Is there anything The Q can’t make? The mysterious YouTube builder shows us how to make a set of nasty claws like Wolverine’s – without using any adamantium. These ones are made from popsicle sticks, toothpicks, rubber bands, paper, and a bit of Krazy Glue.
For Inventables’ fidget spinner challenge, Giaco Whatever decided to see if he could make one that could float in mid air. After a bunch of experimentation, he was able to get it to work by placing it between two opposing magnetic fields, and spinning it for stabilization.
One of the most necessary tools in any woodworker’s toolbox is the drawknife. Watch as blacksmith Torbjörn Åhman walks us through every step of the process to turn a hunk of steel into a useful tool. We love how one of the tools he uses in his craft is a log. (Thanks Victor!)
You’ll need to take 29 minutes out of your busy life to watch the entire video, but you should at least check out the first minute as artist Shaun Hughes shows off one of his most awesome creations, a 1973 Lincoln Penny that he’s re-engraved with a skull and intricate scrollwork.
We’ve seen how jawbreakers can be crushed and melted, now watch how they they’re made.
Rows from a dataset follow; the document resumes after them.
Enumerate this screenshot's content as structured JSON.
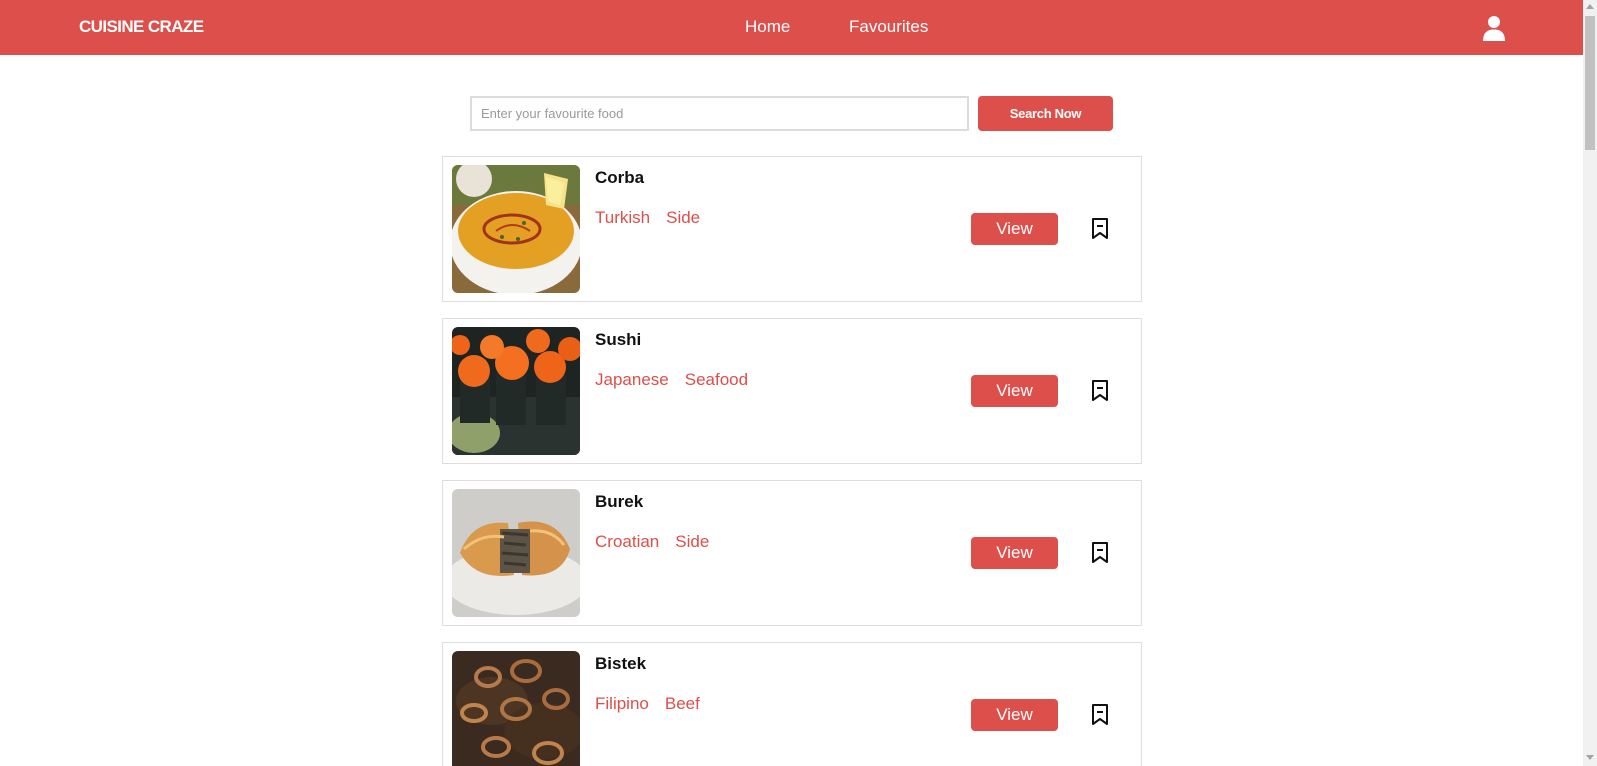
{
  "brand": "CUISINE CRAZE",
  "nav": {
    "home": "Home",
    "favourites": "Favourites",
    "user_icon": "user-icon"
  },
  "search": {
    "placeholder": "Enter your favourite food",
    "value": "",
    "button_label": "Search Now"
  },
  "meals": [
    {
      "name": "Corba",
      "tags": [
        "Turkish",
        "Side"
      ],
      "view_label": "View",
      "icon": "bookmark-icon"
    },
    {
      "name": "Sushi",
      "tags": [
        "Japanese",
        "Seafood"
      ],
      "view_label": "View",
      "icon": "bookmark-icon"
    },
    {
      "name": "Burek",
      "tags": [
        "Croatian",
        "Side"
      ],
      "view_label": "View",
      "icon": "bookmark-icon"
    },
    {
      "name": "Bistek",
      "tags": [
        "Filipino",
        "Beef"
      ],
      "view_label": "View",
      "icon": "bookmark-icon"
    }
  ],
  "colors": {
    "accent": "#dc4f4a",
    "card_border": "#dedede",
    "text": "#111111"
  }
}
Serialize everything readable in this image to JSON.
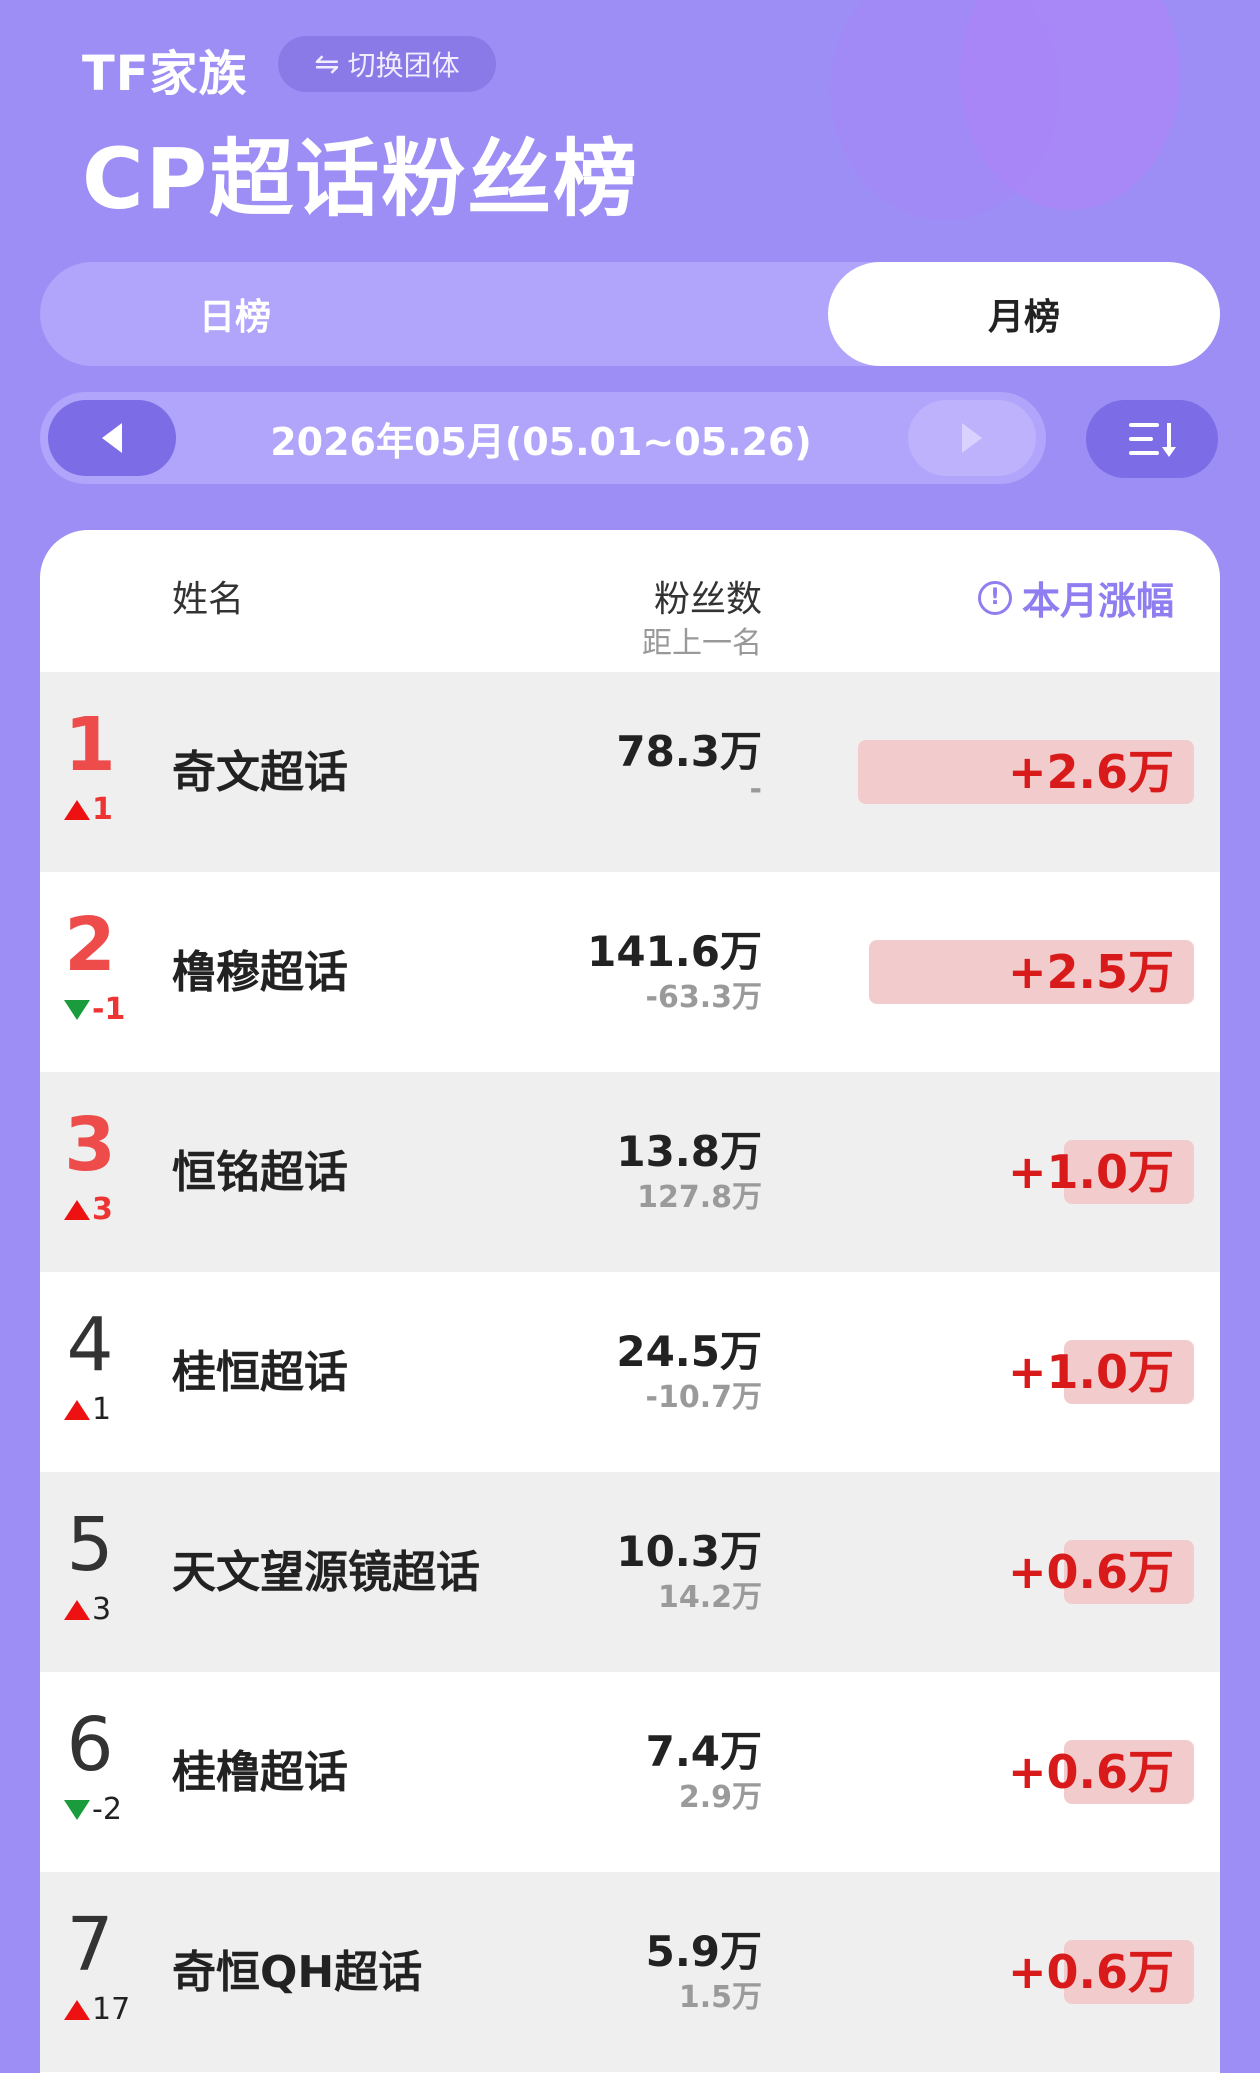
{
  "header": {
    "brand": "TF家族",
    "switch_label": "切换团体",
    "switch_icon": "⇋",
    "title": "CP超话粉丝榜"
  },
  "tabs": [
    {
      "label": "日榜",
      "active": false
    },
    {
      "label": "月榜",
      "active": true
    }
  ],
  "date_bar": {
    "label": "2026年05月(05.01~05.26)"
  },
  "table": {
    "col_name": "姓名",
    "col_fans": "粉丝数",
    "col_gap": "距上一名",
    "col_growth": "本月涨幅",
    "info_icon": "!",
    "rows": [
      {
        "rank": "1",
        "dir": "up",
        "change": "1",
        "name": "奇文超话",
        "fans": "78.3万",
        "gap": "-",
        "growth": "+2.6万",
        "growth_share": 0.6
      },
      {
        "rank": "2",
        "dir": "down",
        "change": "-1",
        "name": "橹穆超话",
        "fans": "141.6万",
        "gap": "-63.3万",
        "growth": "+2.5万",
        "growth_share": 0.58
      },
      {
        "rank": "3",
        "dir": "up",
        "change": "3",
        "name": "恒铭超话",
        "fans": "13.8万",
        "gap": "127.8万",
        "growth": "+1.0万",
        "growth_share": 0.23
      },
      {
        "rank": "4",
        "dir": "up",
        "change": "1",
        "name": "桂恒超话",
        "fans": "24.5万",
        "gap": "-10.7万",
        "growth": "+1.0万",
        "growth_share": 0.23
      },
      {
        "rank": "5",
        "dir": "up",
        "change": "3",
        "name": "天文望源镜超话",
        "fans": "10.3万",
        "gap": "14.2万",
        "growth": "+0.6万",
        "growth_share": 0.14
      },
      {
        "rank": "6",
        "dir": "down",
        "change": "-2",
        "name": "桂橹超话",
        "fans": "7.4万",
        "gap": "2.9万",
        "growth": "+0.6万",
        "growth_share": 0.14
      },
      {
        "rank": "7",
        "dir": "up",
        "change": "17",
        "name": "奇恒QH超话",
        "fans": "5.9万",
        "gap": "1.5万",
        "growth": "+0.6万",
        "growth_share": 0.14
      }
    ]
  }
}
Each bone-crunching candy starts out as a tiny compressed sugar pellet, and gradually grows through a ridiculously loud process of tumbling in sugar, flavorings, and food coloring.
Backyard engineer Peter Sripol turned a NERF rifle into a souped-up airsoft gun with a fairly large barrel. Then he loaded the gun with all sorts of improvised projectiles, such as AA batteries, 6″ nails, and fireworks. This guy’s going to be just fine in the apocalypse.
The Q shows us how to build a structurally-sound miniature house entirely out of wooden matchsticks, without any glue, then proceeds to burn it to the ground. Build one for yourself, and you’ll feel like a god as you control the fate of your tiny architectural creation.
The Q show off another one of their awesome low-budget builds, a robot arm that’s made primarily from cardboard and popsicle sticks, and controlled by plastic syringes filled with colored liquid. If there’s anyone we’d want to be stranded on a desert island with, it’s these guys.
Designer Paul Braddock of the Mold3D Channel demonstrates how to use objects made with a 3D printer to create silicone molds for casting items from a mix of metal powder and resin, giving them a sturdy and substantial part with a weathered metallic look with actual rust.